Fl. Nl-Ns
28 Février 2006
Kinshasa — L'administration publique de la ville de Kinshasa est malade, très malade même. Sa maladie n'est pas à dissocier des maux dont on accuse l'administration publique congolaise en générale. Il y a notamment pléthore du personnel non qualifié dont la plupart restent sous-employés, pénurie de cadres compétents pour les postes d'encadrement et de responsabilité, non maîtrise des effectifs.
C'est pour cette raison que le gouvernement, à travers le ministère de la Fonction publique, a initié la réforme de l'Administration publique congolaise, laquelle se poursuit. C'est dans ce contexte qu'il y a lieu d'inscrire le séminaire de formation organisé par l'hôtel de ville de Kinshasa, à l'intention des chefs de divisions urbaines de Kinshasa.
Les travaux de ce séminaire, qui se sont tenus du 20 au 24 février 2006, au siège de l'Armée du salut à Kinshasa sous le thème : «La durabilité de l'administration urbaine», ont été l'occasion de situer la place de l'Administration publique de la ville de Kinshasa dans le développement de cette dernière. Mais, le constat fait, à cette occasion, est que la durabilité de l'administration urbaine pose problème. Car, on ne peut atteindre ce résultat sans que celle-ci n'ait été débarrassée des maux auxquels elle est confrontée jusque là, ont affirmé les formateurs. Que faire? C'est à quoi les participants se sont attelés.

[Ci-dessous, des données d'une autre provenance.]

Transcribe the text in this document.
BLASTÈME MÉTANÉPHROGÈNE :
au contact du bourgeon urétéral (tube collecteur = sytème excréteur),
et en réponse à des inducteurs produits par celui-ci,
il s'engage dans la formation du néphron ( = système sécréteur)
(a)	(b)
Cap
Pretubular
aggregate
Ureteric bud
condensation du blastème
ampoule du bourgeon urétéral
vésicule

En effet, à l'issue des travaux, les participants ont adopté une charte pour le développement de la ville de Kinshasa.
La conseillère administrative du gouverneur de la ville de Kinshasa, Mme Tshiteya, qui représentait ce dernier à la cérémonie de clôture, n'a pas manqué de féliciter les formateurs pour leur contribution à la recherche d'une administration moderne. Mais elle ne s'est pas arrêté là, rapporte l'Agence congolaise de presse (Acp) qui fait savoir que Mme Tshiteya s'est adressé également à chaque participant à qui elle a demandé «de devenir formateur et vulgarisateur des enseignants reçus lors de ces assises à leur collaborateurs et leur permettre de s'améliorer».
Mais, c'est Roger Bimwala, un des formateurs, qui est venu enfoncer le clou en lançant des mots pathétiques lors de cette cérémonie. «La République démocratique du Congo reste un trou au coeur de l'Afrique parce que sa capitale ne rayonne pas», a-t-il déclaré. Selon lui, indique l'Acp, il doit posséder une administration forte à même d'appuyer toute action visant à développer durablement la ville de Kinshasa et d'éduquer la population kinoise au respect du bien public, dénoncer et s'opposer par la voie administrative à tout comportement contraire à l'idéal du développement. Elle devra également développer les synergies entre les services administratifs de la ville pour rendre possible cette durabilité, élargir l'horizon du possible et avoir une bonne perception de ce peut être fait.
De source proche de l'hôtel de ville de Kinshasa, nous avons appris que ce séminaire de formation est le premier d'une série de quatre. Le deuxième se tiendra, quant à lui, d'ici un mois.